Bundesstraßen und Autobahnen meidet Bert, folgt den Wildzäunen, die er eigentlich leicht überspringen könnte, und nutzt höchstens einmal eine Wildbrücke. Mit den kleinen Straßen im Naturpark Nuthe-Nieplitz kommt Bert gut zurecht.

Wenn er sich Straßen annähert, kommt er nicht einfach aus dem Wald gesprungen und läuft flüchtig drüber, sondern er steht am Rand eine Weile. Und bevor er dann die Straße quert, versucht er wahrscheinlich eine Zeit abzuwarten, wenn es wirklich ruhig ist, wenn also keine Scheinwerfer zu sehen sind.

Frank-Uwe Michler

Andere Elche sind nicht so vorsichtig. Eine Elchkuh, die genau in Richtung Naturpark und damit Bert unterwegs war, starb, bevor sie ihm begegnen konnte bei einem Zusammenstoß mit einem Auto. Bert bleibt einsam, dokumentiert ist bislang nur eine Begegnung mit einem anderen Elchbullen.
Und mit Wölfen, die Frank Uwe Michler ebenfalls besendert hatte. "Der Elch stand in dem Gebiet, der Wolf ist auf 30, 40 Meter an ihm vorbeigelaufen. Der Elch ist genau an der Stelle geblieben und die Wölfe sind nahe an ihm vorbeigelaufen“, erläutert er.

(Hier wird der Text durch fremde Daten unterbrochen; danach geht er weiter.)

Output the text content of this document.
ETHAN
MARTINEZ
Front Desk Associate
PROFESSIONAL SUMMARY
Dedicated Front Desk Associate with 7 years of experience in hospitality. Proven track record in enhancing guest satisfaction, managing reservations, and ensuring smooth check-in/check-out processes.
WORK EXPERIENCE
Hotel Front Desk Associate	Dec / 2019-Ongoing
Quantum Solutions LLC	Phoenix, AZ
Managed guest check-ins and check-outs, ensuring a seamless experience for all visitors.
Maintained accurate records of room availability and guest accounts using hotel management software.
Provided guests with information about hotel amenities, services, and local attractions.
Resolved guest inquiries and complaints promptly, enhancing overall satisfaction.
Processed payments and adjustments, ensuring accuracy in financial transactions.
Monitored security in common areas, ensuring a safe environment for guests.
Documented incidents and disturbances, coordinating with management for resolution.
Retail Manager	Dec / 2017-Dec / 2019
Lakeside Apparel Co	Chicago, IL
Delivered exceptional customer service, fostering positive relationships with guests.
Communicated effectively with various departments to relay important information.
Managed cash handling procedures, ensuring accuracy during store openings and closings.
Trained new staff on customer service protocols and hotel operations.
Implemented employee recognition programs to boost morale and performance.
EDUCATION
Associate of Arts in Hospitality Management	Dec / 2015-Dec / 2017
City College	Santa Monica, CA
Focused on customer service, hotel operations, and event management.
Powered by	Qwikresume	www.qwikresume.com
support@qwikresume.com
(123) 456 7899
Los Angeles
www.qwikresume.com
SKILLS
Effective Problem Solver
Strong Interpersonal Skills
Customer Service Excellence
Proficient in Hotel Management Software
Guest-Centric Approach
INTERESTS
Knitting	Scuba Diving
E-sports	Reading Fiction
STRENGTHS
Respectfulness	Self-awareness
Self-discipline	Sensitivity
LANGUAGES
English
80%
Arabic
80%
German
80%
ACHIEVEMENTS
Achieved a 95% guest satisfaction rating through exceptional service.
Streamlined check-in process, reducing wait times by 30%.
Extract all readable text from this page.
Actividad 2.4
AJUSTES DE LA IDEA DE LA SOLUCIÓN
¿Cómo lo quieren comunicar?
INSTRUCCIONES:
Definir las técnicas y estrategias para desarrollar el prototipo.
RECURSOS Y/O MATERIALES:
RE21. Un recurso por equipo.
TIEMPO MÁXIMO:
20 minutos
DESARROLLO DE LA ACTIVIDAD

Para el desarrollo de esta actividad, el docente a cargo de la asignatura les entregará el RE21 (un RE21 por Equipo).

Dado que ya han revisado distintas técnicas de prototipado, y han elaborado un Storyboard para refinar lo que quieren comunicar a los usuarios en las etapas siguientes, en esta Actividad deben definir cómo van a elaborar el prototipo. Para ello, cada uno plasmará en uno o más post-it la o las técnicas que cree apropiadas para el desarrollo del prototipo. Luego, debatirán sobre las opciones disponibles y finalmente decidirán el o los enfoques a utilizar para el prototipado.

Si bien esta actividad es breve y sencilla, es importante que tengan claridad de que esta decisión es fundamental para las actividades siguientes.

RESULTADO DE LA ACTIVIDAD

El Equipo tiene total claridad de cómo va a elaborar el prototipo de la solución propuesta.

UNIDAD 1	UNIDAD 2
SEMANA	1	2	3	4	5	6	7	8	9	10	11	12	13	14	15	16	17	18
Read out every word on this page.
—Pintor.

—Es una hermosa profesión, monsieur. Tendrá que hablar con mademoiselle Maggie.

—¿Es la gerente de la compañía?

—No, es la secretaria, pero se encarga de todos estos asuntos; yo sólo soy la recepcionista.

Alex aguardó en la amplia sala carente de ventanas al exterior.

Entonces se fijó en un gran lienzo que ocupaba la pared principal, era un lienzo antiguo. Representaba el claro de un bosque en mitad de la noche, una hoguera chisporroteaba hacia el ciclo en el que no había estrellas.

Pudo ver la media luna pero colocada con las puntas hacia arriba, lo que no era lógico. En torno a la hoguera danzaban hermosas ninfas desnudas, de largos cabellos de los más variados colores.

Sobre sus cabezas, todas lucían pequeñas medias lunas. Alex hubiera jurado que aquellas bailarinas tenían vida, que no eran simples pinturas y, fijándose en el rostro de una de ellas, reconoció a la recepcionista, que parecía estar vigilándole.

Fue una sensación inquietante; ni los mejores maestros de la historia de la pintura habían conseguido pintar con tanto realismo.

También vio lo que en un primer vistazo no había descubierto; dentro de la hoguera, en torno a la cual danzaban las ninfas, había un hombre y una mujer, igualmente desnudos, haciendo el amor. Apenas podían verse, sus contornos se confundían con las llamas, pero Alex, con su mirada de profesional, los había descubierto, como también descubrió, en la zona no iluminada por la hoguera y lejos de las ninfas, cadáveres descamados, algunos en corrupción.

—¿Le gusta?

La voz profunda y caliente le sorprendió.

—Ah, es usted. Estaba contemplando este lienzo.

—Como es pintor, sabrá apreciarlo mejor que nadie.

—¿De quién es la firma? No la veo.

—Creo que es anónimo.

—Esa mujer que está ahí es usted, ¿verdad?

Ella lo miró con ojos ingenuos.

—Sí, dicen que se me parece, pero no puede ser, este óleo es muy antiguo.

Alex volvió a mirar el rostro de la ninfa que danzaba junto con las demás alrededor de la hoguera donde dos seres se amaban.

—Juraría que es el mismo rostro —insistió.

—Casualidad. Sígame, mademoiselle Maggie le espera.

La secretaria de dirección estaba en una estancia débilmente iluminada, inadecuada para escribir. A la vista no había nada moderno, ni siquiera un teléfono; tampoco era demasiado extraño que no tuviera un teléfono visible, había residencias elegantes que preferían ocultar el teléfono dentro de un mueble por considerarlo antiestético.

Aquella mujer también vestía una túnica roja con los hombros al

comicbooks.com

"Ein großes Kompliment für eine Landschaft“

Die wilden Neuzugänge kommen im Lebensraum Deutschland offenbar gut miteinander zurecht. Auf längere Sicht rechnet Frank Uwe Michler mit einer weiteren Ausbreitung der Elche.
Bei dem Ausflug mit Kordula Isermann in den Naturpark Nuthe-Nieplitz bleibt Bert selbst leider unsichtbar. Dabei war er vor Kurzem dieselben Wege entlang gegangen.
„Ja also das könnte sogar sein, das ist ziemlich eindeutig: Das können wir als Elchlosung bezeichnen. Schön dass sie es entdeckt haben, ist ja großartig. Das ist Elchlosung“, freut sich Kordula Isermann.
„Nein, das passt das ist wunderbar“, sagt sie auf die Frage, ob die Größe richtig ist. „Wir können hier sogar noch mal gucken, was hat er gefressen. Durch die Feuchtigkeit weiß man nicht, wie frisch es ist, aber es ist noch relativ frisch.“
Ob sie sich wünscht, dass sich der Elch hier wirklich wieder festsetzt? „Ich finde, es ein großes Kompliment für eine Landschaft“, sagt sie, „wenn ein Elch hier zu Hause ist."